Heat-stable enterotoxins are a family of toxin peptides that are produced by enterotoxigenic Escherichia coli and consist of 18 and 19 amino acid residues (Aimoto, S., Takao, T., Shimonishi, Y., Hara, S., Takeda, T., Takeda, Y., and Miwatani, T. (1982) Eur. J. Biochem. 129, 257-263). A synthetic fully toxic analog of the enterotoxin, Mpr5-STp(5-17), where Mpr is beta-mercaptopropionic acid and which consists of 13 amino acid residues from Cys5 to Cys17 in a heat-stable enterotoxin but is deaminated at its N terminus (Kubota, H., Hidaka, Y., Ozaki, H., Ito, H., Hirayama, T., Takeda, Y., and Shimonishi, Y. (1989) Biochem.

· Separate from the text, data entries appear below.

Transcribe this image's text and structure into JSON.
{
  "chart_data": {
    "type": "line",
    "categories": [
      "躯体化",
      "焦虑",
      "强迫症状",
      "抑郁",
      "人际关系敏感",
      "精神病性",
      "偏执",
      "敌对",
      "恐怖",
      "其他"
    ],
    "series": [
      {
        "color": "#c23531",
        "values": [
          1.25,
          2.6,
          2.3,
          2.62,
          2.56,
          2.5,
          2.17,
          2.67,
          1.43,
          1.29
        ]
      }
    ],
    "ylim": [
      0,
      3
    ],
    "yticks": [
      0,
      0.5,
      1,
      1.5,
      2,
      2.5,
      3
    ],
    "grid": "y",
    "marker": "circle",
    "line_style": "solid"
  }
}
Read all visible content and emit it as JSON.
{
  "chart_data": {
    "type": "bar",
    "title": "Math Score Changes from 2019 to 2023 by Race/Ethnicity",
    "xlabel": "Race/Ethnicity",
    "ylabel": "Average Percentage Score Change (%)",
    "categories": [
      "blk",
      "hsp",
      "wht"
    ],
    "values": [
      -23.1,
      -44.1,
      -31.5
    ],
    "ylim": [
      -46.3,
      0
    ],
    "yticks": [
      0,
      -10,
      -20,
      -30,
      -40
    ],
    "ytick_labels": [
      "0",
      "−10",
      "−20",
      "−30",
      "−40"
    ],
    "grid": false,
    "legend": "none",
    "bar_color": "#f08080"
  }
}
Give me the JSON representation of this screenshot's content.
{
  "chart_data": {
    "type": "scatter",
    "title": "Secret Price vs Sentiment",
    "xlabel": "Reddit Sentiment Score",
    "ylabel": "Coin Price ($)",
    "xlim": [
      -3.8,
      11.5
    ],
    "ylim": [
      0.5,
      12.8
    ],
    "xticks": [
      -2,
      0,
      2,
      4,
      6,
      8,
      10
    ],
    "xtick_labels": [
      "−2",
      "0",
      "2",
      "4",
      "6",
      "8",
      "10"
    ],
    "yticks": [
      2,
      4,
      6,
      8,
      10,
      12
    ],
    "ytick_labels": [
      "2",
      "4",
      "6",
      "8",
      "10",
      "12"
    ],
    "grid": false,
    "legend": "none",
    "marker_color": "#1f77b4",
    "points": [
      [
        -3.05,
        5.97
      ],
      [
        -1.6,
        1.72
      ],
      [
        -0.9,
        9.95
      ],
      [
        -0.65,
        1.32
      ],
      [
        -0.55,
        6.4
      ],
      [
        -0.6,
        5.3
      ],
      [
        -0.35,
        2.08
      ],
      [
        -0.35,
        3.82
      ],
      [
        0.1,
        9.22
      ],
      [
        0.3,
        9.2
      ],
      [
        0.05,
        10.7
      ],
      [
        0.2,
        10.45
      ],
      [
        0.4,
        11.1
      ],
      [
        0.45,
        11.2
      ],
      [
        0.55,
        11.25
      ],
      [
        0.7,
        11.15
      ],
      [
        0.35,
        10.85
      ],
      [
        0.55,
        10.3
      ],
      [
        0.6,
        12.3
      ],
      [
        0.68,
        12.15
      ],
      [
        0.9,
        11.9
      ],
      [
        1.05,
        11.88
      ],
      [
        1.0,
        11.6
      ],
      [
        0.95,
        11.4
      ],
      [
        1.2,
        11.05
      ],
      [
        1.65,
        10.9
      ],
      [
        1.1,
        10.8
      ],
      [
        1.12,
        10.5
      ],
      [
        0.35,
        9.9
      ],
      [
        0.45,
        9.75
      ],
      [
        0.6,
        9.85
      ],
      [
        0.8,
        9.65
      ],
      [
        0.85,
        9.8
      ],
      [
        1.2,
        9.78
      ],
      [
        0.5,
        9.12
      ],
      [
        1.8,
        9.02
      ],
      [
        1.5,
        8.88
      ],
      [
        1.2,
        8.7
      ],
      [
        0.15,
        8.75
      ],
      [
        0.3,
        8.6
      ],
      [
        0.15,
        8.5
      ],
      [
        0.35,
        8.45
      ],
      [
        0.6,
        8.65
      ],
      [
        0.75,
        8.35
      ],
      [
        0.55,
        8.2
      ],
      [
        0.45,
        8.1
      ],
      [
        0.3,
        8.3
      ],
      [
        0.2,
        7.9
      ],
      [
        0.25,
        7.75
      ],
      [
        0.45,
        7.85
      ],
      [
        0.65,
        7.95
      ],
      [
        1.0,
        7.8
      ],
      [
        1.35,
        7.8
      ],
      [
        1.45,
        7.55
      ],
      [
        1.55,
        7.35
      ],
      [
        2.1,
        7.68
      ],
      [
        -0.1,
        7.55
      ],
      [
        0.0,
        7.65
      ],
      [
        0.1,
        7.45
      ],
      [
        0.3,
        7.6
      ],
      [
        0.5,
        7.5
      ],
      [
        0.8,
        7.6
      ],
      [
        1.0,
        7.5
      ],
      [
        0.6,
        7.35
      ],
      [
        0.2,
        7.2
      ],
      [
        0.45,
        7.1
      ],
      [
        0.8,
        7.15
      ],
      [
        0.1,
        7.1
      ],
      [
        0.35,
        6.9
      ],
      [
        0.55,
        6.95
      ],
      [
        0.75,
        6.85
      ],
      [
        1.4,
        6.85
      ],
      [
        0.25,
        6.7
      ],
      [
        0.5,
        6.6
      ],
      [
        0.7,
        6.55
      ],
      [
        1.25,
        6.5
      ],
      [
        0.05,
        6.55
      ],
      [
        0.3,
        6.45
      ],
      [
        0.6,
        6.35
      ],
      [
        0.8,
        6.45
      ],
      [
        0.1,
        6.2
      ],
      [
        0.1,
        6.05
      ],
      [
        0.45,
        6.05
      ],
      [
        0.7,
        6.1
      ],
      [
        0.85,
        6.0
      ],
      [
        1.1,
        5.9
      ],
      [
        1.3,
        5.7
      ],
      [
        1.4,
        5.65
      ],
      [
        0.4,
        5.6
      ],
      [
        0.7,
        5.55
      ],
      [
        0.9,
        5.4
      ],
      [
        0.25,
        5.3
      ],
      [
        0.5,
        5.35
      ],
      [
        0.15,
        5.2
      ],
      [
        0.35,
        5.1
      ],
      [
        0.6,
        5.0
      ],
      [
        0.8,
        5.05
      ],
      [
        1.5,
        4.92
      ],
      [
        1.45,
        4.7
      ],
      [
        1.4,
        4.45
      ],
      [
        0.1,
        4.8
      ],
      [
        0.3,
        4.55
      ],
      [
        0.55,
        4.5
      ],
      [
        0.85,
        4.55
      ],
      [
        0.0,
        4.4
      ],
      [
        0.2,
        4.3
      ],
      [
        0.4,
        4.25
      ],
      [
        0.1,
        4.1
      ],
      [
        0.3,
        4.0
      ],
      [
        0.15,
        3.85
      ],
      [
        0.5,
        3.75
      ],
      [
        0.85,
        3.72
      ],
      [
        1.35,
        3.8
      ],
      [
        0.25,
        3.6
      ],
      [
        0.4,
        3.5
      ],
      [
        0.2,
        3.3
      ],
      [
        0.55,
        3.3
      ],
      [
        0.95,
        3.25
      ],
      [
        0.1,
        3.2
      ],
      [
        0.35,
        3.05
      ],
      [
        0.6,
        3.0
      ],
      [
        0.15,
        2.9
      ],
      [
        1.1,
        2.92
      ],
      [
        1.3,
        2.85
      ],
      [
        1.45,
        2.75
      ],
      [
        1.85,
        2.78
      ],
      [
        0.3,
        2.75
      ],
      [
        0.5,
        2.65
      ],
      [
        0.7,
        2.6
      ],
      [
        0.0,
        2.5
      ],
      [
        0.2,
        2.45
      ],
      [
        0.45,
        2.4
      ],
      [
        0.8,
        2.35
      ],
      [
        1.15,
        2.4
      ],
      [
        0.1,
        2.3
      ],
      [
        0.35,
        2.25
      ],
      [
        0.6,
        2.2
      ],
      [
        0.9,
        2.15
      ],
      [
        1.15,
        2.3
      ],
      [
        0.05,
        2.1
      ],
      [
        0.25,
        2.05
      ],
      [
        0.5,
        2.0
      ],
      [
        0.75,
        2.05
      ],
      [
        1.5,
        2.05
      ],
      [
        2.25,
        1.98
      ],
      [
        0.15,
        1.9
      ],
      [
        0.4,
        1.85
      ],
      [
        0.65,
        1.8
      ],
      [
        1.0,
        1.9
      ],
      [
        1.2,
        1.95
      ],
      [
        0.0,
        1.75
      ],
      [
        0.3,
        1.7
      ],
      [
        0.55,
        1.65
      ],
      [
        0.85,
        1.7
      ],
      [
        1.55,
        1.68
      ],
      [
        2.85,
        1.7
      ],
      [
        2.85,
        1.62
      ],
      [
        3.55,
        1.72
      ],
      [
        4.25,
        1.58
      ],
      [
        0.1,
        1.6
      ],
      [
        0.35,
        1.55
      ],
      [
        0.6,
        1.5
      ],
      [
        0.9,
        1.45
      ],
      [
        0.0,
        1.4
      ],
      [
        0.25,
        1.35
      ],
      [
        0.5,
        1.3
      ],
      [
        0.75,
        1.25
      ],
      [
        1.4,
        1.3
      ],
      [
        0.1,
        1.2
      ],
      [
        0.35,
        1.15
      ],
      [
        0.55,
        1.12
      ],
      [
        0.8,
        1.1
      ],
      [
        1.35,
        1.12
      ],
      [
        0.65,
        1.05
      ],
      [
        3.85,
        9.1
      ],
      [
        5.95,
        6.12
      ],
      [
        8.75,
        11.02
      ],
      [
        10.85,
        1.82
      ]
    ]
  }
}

Biophys. Res. Commun. 161, 229-235), has been crystalized from water, and its crystal structure has been solved by a direct method and refined by least square procedures to give an R factor of 0.089. The crystal belongs to the orthorhombic space group P2(1)2(1)2(1) with unit cell constants a = 21.010 (2) A, b = 27.621 (4) A, and c = 12.781 (1) A. The asymmetric unit of the crystals contains one peptide molecule with 13 water molecules. A right-hand spiral peptide backbone extends throughout the molecule. Three beta-turns are located along this spiral and fixed tightly by three intramolecular disulfide linkages. The actual structure predicts the biniding region on the enterotoxin to the receptor protein on the membrane of rat intestinal epithelial cells.